Trump, 78 lat, został ranny w sobotę po strzale w ucho podczas próby zamachu podczas wydarzenia kampanii Partii Republikańskiej w Butler w Pensylwanii. 20-letni napastnik został postrzelony i zabity przez członka Secret Service.
Jak podaje CNN, po tym incydencie szefowie kampanii Trumpa Susie Wiles i Chris LaCivita poinformowali, że kampania wdroży dodatkowe środki bezpieczeństwa.

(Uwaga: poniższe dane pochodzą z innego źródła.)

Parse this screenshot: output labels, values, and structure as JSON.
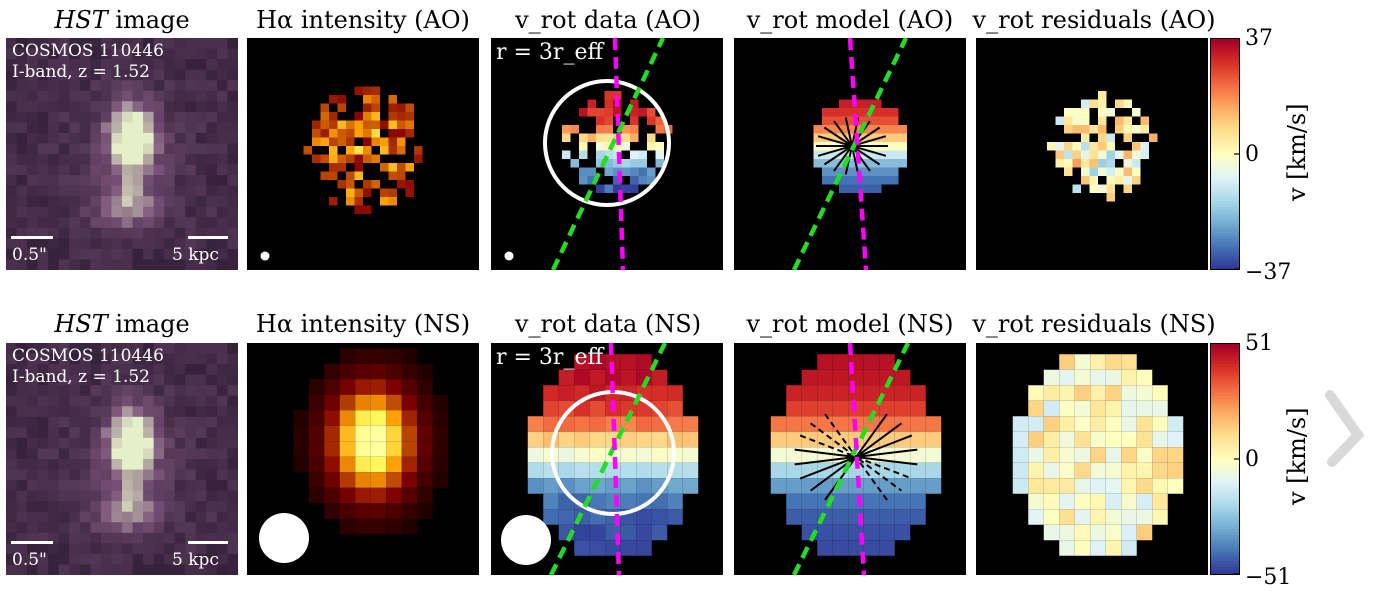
{
  "chart_data": [
    {
      "type": "heatmap",
      "row": "AO",
      "panels": [
        {
          "kind": "hst",
          "title": "image",
          "title_prefix": "HST",
          "object": "COSMOS 110446",
          "band_line": "I-band, z = 1.52",
          "scale_left": "0.5\"",
          "scale_right": "5 kpc"
        },
        {
          "kind": "intensity",
          "title": "Hα intensity (AO)",
          "psf": "small"
        },
        {
          "kind": "vdata",
          "title": "v_rot data (AO)",
          "radius_label": "r = 3r_eff",
          "psf": "small"
        },
        {
          "kind": "vmodel",
          "title": "v_rot model (AO)"
        },
        {
          "kind": "vresid",
          "title": "v_rot residuals (AO)"
        }
      ],
      "colorbar": {
        "label": "v [km/s]",
        "ticks": [
          "37",
          "0",
          "−37"
        ],
        "range": [
          -37,
          37
        ]
      },
      "lines": {
        "major_axis_color": "#ff00ff",
        "kinematic_axis_color": "#22dd22"
      }
    },
    {
      "type": "heatmap",
      "row": "NS",
      "panels": [
        {
          "kind": "hst",
          "title": "image",
          "title_prefix": "HST",
          "object": "COSMOS 110446",
          "band_line": "I-band, z = 1.52",
          "scale_left": "0.5\"",
          "scale_right": "5 kpc"
        },
        {
          "kind": "intensity",
          "title": "Hα intensity (NS)",
          "psf": "large"
        },
        {
          "kind": "vdata",
          "title": "v_rot data (NS)",
          "radius_label": "r = 3r_eff",
          "psf": "large"
        },
        {
          "kind": "vmodel",
          "title": "v_rot model (NS)"
        },
        {
          "kind": "vresid",
          "title": "v_rot residuals (NS)"
        }
      ],
      "colorbar": {
        "label": "v [km/s]",
        "ticks": [
          "51",
          "0",
          "−51"
        ],
        "range": [
          -51,
          51
        ]
      },
      "lines": {
        "major_axis_color": "#ff00ff",
        "kinematic_axis_color": "#22dd22"
      }
    }
  ]
}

Wiles i LaCivita poinformowali pracowników w nowej notatce, że „pozostają przerażeni” atakiem. Dodali, że „mają nadzieję, że ten okropny akt zjednoczy nasz zespół, a nawet cały naród, i musimy odnowić nasze zobowiązanie do zapewnienia bezpieczeństwa i pokoju naszemu krajowi”.

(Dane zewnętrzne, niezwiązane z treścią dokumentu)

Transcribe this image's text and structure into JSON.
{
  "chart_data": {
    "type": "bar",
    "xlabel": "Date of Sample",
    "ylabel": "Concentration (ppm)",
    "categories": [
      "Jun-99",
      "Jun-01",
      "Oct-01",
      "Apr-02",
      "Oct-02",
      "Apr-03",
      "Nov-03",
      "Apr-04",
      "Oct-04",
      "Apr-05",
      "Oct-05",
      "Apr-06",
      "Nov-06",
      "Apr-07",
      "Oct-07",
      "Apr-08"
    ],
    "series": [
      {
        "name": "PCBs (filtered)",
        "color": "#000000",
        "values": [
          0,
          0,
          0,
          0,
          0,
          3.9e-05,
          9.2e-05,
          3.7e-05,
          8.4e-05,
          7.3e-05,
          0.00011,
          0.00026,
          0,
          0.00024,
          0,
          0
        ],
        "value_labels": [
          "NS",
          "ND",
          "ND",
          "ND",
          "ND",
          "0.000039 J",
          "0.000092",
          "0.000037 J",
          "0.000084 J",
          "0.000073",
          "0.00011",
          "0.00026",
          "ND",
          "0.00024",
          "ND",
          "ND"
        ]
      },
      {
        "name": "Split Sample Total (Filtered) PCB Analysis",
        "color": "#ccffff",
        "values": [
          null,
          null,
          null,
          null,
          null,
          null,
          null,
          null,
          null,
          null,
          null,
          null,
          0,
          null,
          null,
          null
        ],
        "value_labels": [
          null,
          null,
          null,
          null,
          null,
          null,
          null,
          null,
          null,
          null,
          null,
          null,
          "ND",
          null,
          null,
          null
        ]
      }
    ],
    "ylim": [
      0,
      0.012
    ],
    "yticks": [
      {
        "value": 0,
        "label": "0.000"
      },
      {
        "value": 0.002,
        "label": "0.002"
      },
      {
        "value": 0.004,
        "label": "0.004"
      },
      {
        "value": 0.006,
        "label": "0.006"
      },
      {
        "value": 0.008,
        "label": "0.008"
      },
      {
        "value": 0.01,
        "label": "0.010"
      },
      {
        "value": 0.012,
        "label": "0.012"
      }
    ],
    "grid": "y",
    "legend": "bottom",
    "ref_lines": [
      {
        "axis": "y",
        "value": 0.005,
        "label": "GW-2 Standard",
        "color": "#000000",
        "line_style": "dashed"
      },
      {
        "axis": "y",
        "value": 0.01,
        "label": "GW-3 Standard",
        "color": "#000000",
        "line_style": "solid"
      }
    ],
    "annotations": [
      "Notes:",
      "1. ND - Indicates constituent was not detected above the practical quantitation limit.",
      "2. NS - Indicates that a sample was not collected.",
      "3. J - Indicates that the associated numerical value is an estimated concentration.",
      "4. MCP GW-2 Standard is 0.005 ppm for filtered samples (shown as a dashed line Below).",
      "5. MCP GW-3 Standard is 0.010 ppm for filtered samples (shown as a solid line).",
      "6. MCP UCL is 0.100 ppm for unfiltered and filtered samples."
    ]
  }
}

„Potępiamy wszelkie formy przemocy i nie będziemy tolerować niebezpiecznej retoryki w mediach społecznościowych” – głosi notatka.
Kierownicy kampanii poinformowali, że Krajowa Konwencja Partii Republikańskiej odbędzie się zgodnie z planem w Milwaukee, „gdzie nominujemy naszego prezydenta na odważnego i nieustraszonego kandydata naszej Partii”.
Delegaci Partii Republikańskiej nominują Trumpa na kandydata partii w wyborach prezydenckich 5 listopada, rywalizując z kandydatem Partii Demokratycznej, którym do końca ubiegłego miesiąca był uważany urzędujący prezydent USA Joe Biden.
Jednak po jego katastrofalnym występie przeciwko Trumpowi podczas pierwszej debaty prezydenckiej, na 81-letniego Bidena narasta presja, aby wycofał się z wyścigu i pozwolił komuś innemu z partii rywalizować z byłym prezydentem.
„W chwilach tragedii i grozy musimy być zdecydowani w naszej misji ponownego wyboru prezydenta Trumpa” – czytamy w notatce.
(Poza nagłówkiem, artykuł ten nie był edytowany przez zespół NDTV i został opublikowany za pośrednictwem kanału syndykowanego.)